Since that paper, Taylor's laboratory has worked to support the model with research. They summarize that work in a 2010 article in Psychological Science (20), explaining the theory and providing evidence for the role of oxytocin and vasopressin in the tend-and-befriend response.

“The media and a number of researchers have regarded oxytocin as a cuddly hormone,” says Taylor. “But it doesn't map onto psychological states that well. It goes up when our most important relationships are threatened as well as when we're socially satisfied. It's clear that oxytocin is implicated in positive and negative relationships—I think because it stimulates us to seek social contact, good or bad.”

The tend-and-befriend model is an example of what Taylor believes is her biggest contribution to psychological science: the integration of biological parameters with psychological ones. “I hope that one of my most lasting contributions will be that both the behavioral and biological sciences recognize the importance of integrating biological and behavioral factors,” she says.
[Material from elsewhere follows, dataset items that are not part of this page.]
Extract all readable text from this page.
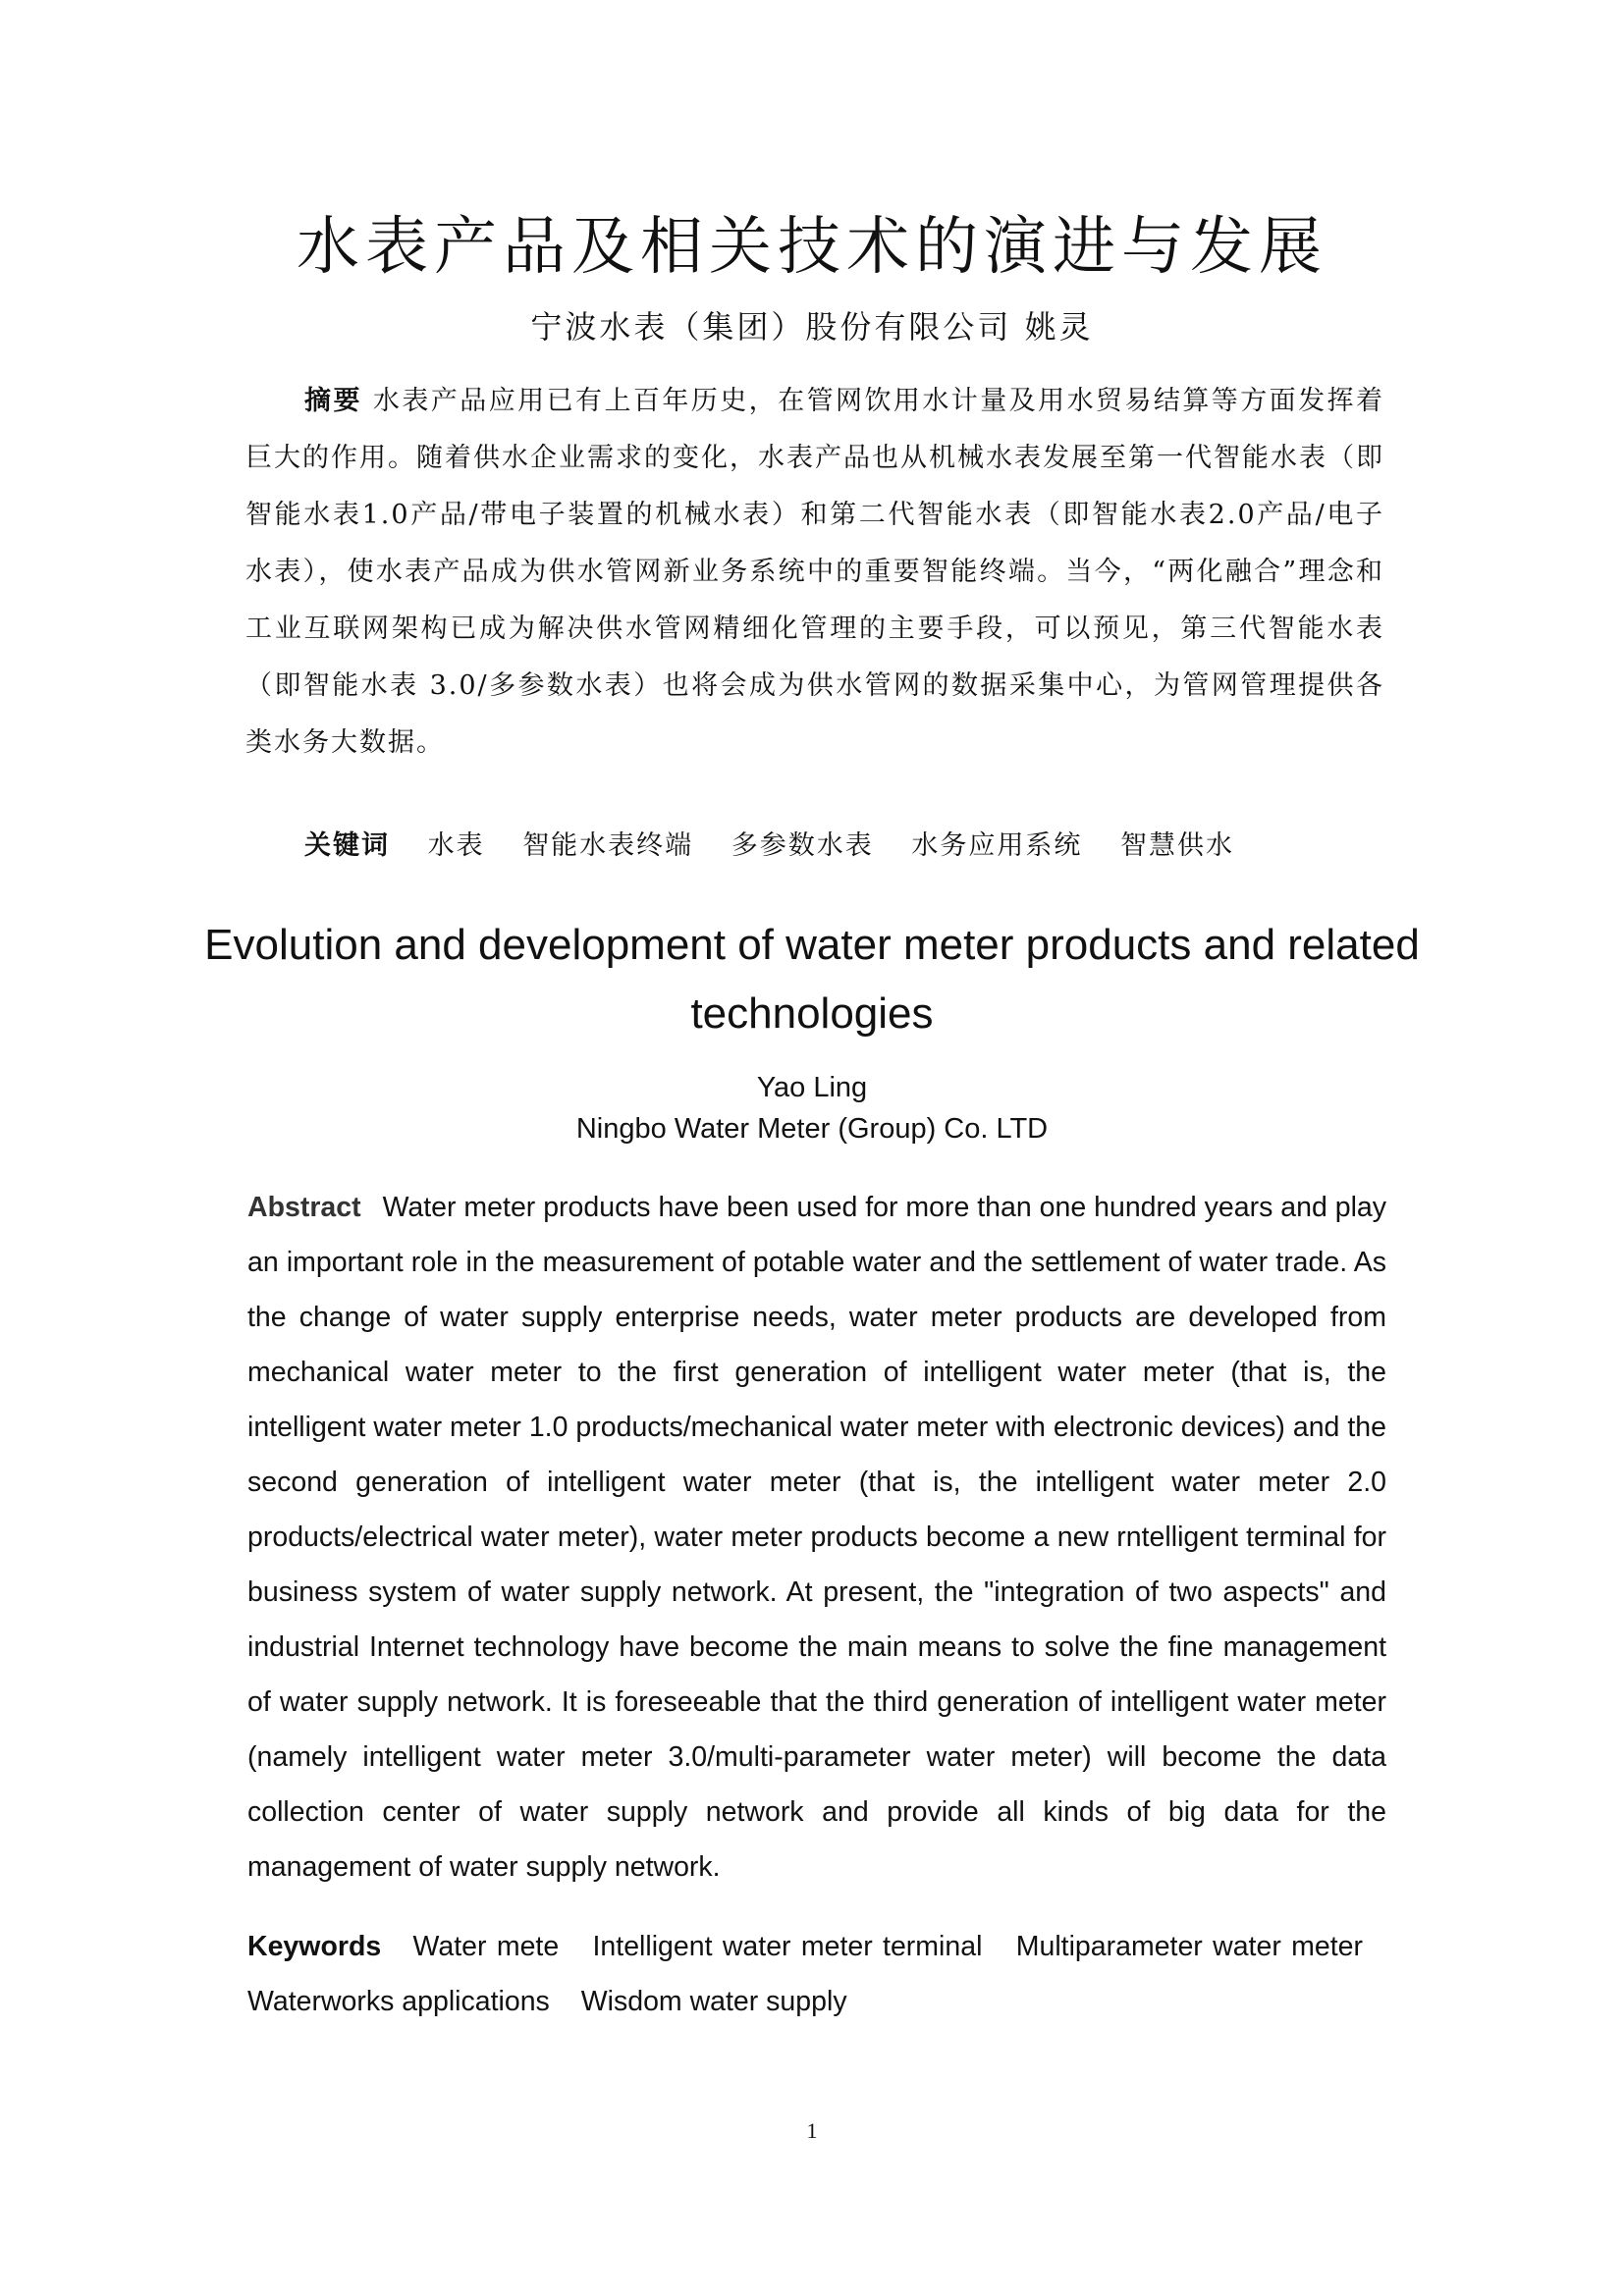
水表产品及相关技术的演进与发展
宁波水表（集团）股份有限公司 姚灵
摘要 水表产品应用已有上百年历史，在管网饮用水计量及用水贸易结算等方面发挥着巨大的作用。随着供水企业需求的变化，水表产品也从机械水表发展至第一代智能水表（即智能水表1.0产品/带电子装置的机械水表）和第二代智能水表（即智能水表2.0产品/电子水表），使水表产品成为供水管网新业务系统中的重要智能终端。当今，“两化融合”理念和工业互联网架构已成为解决供水管网精细化管理的主要手段，可以预见，第三代智能水表（即智能水表 3.0/多参数水表）也将会成为供水管网的数据采集中心，为管网管理提供各类水务大数据。
关键词 水表 智能水表终端 多参数水表 水务应用系统 智慧供水
Evolution and development of water meter products and related technologies
Yao Ling
Ningbo Water Meter (Group) Co. LTD
Abstract Water meter products have been used for more than one hundred years and play an important role in the measurement of potable water and the settlement of water trade. As the change of water supply enterprise needs, water meter products are developed from mechanical water meter to the first generation of intelligent water meter (that is, the intelligent water meter 1.0 products/mechanical water meter with electronic devices) and the second generation of intelligent water meter (that is, the intelligent water meter 2.0 products/electrical water meter), water meter products become a new rntelligent terminal for business system of water supply network. At present, the "integration of two aspects" and industrial Internet technology have become the main means to solve the fine management of water supply network. It is foreseeable that the third generation of intelligent water meter (namely intelligent water meter 3.0/multi-parameter water meter) will become the data collection center of water supply network and provide all kinds of big data for the management of water supply network.
Keywords Water mete Intelligent water meter terminal Multiparameter water meter Waterworks applications Wisdom water supply
1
She explains how she has gone about that in her Inaugural Article (1), a review that summarizes the work her laboratory has done to explain the links between early life stress and adult health.

“My Inaugural Article seemed like the best vehicle for highlighting the different facets of our work,” she says, “and our work on early life stress and health outcomes seemed to make a natural package.”

In the article, Taylor uses findings from her lab and those of others to show how genetics and a harsh childhood without strong social support can cause the dysregulation of several physiological systems, including the body's stress regulation system. As a result, Taylor shows, the body responds less flexibly to stress and that may lead to many health-related outcomes, including metabolic disorders and heart disease.

The article also allowed her to highlight the collaborative nature of her work. More than the actual findings from her research, Taylor is most proud of the students that she has trained over the years who have gone on to have stellar careers of their own. She is uncomfortable being singled out for recognition, because science is a collaboration. “Even the competition is part of the collaboration, because other labs force you to do things you wouldn't do otherwise,” she says. “Individual scientists matter little; what matters is what we pass along to the next generation.”


  • This is a Profile of a recently elected member of the National Academy of Sciences to accompany the member's Inaugural Article on page 8507 in issue 19 of volume 107.